Startup ride-hailing Indonesia harus memiliki semua listrik pada tahun 2030

Co-CEO Kevin Aluvi mengatakan kepada Reuters bahwa startup Kozak Ride-Hailing Indonesia berencana untuk membangun setiap mobil dan sepeda motor di platformnya sebagai kendaraan listrik (EV) pada tahun 2030 melalui kemitraan dengan produsen dan pengaturan sewa yang menguntungkan.

Kozek mengumumkan rencananya pada hari Jumat di bawah janji tanpa emisi yang ditetapkan dalam laporan keberlanjutan tahunan pertamanya, yang secara luas dilihat oleh para analis sebagai langkah yang bertujuan untuk membawa perusahaan lebih dekat ke daftar publik.

Namun, peneliti memperkirakan biaya pengangkutan listrik ke Indonesia lebih tinggi karena kebutuhan infrastruktur terkait di negara yang hanya memiliki sekitar 100 stasiun pengisian.

“Tujuan kami adalah bekerja dengan berbagai pemain dalam industri dan pemerintah untuk mengurangi biaya EV sekitar 30% lebih banyak daripada mesin pembakaran internal,” kata Aluvi dalam wawancara sebelum rilis laporan, dengan memprioritaskan pasar dalam negeri Kozak. .

Perusahaan yang berbasis di Jakarta ini berbasis di EV Indonesia.

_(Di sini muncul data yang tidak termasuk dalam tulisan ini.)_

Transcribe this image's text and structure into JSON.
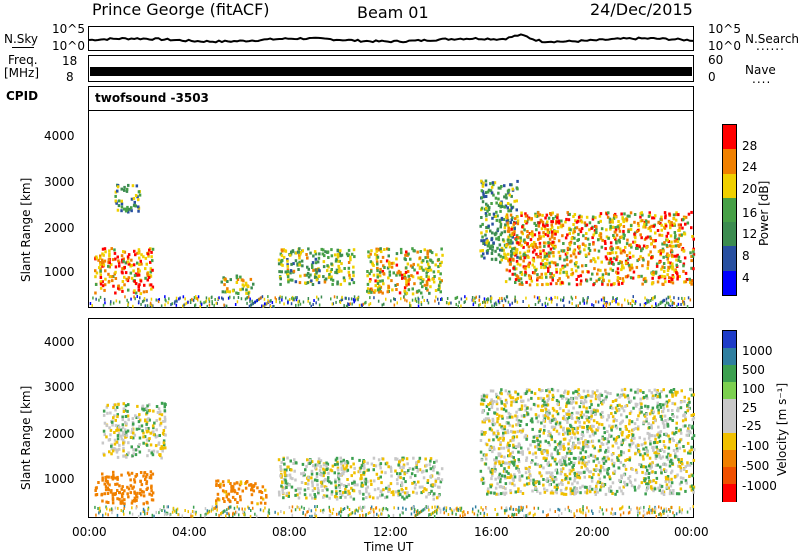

Terlibat dalam negosiasi untuk mendukung pertumbuhan industri, termasuk bagaimana membangun infrastruktur seperti penggantian baterai dan stasiun pengisian.

Kozek, penyedia layanan pengiriman dan pembayaran makanan, memiliki lebih dari 2 juta pengemudi di seluruh Indonesia, Vietnam, Thailand, dan Singapura dan didukung oleh investor ternama termasuk Alphabet Inc. Google dan Tencent Holdings Limited.

Aluvi, yang bergabung dengan Kozak pada tahun 2011, dimiliki oleh perusahaan energi milik negara Bertamina dan Perusahan Listrik Negara di Indonesia, pembuat skuter Kesits, Weir, NIU Technologies dan Honda Motor Co Ltd, dan pembuat mobil Toyota Motor Corp dan Mitzvah.

Kekhawatiran utama bagi pengemudi yang beralih ke kendaraan listrik termasuk listrik dan infrastruktur serta biaya, kata Aluvi. Untuk membantu keuangan, Kozak sedang menjajaki pengaturan sewa, melalui divisi jasa keuangannya, katanya.

“Kami tahu membangun ekosistem kendaraan listrik ini dari bahan mentah hingga produksi baterai hingga produksi kendaraan, dan banyak pihak di pemerintahan melihatnya sebagai bagian besar dari masa depan di Indonesia,” kata Aluvi.

Negara terpadat keempat di dunia mengendalikan polusi udara di kota-kota, dan ibu kota Jakarta yang padat terus menjadi salah satu yang paling tercemar di wilayah tersebut.

EV Global Indonesia bertujuan untuk memasok bijih nikel laterit untuk digunakan dalam baterai lithium sebagai bagian dari tujuan jangka panjangnya untuk menjadi hub.

Perusahaan juga memiliki rencana untuk mengurangi plastik sekali pakai dalam persediaan makanan untuk membantu mencapai target nol limbah dan nol emisi pada tahun 2030, kata Dana Sullivan, kepala keberlanjutan Kozak.

Grop, pesaing regional, berjanji pada bulan Desember akan memiliki 26.000 EV di Indonesia pada tahun 2025.

“Basis penggerak Kojek dan Grop sangat besar, yang akan membantu mereka mencapai skala ekonomi untuk pengembangan dan penjualan sepeda motor listrik,” kata Septian Hario Seto, Wakil Presiden Koordinasi Penanaman Modal dan Pertambangan di Kementerian Koordinasi Maritim dan Penanaman Modal.

Septian mengatakan pemerintah membantu Kozak untuk bernegosiasi dengan Amperex Technology Co Ltd (CADL), produsen baterai China, untuk memasok baterai EV.

Pada bulan April, Reuters melaporkan bahwa Kozak dan situs e-commerce Indonesia Togopedia hampir menyelesaikan penggabungan senilai $ 18 miliar, yang akan terdaftar di Jakarta dan Amerika Serikat pada tahun 2021 dengan nilai $ 35 miliar hingga $ 40 miliar. .

Cerita ini telah diterbitkan tanpa perubahan pada teks dari umpan agen kawat. Hanya judulnya yang berubah.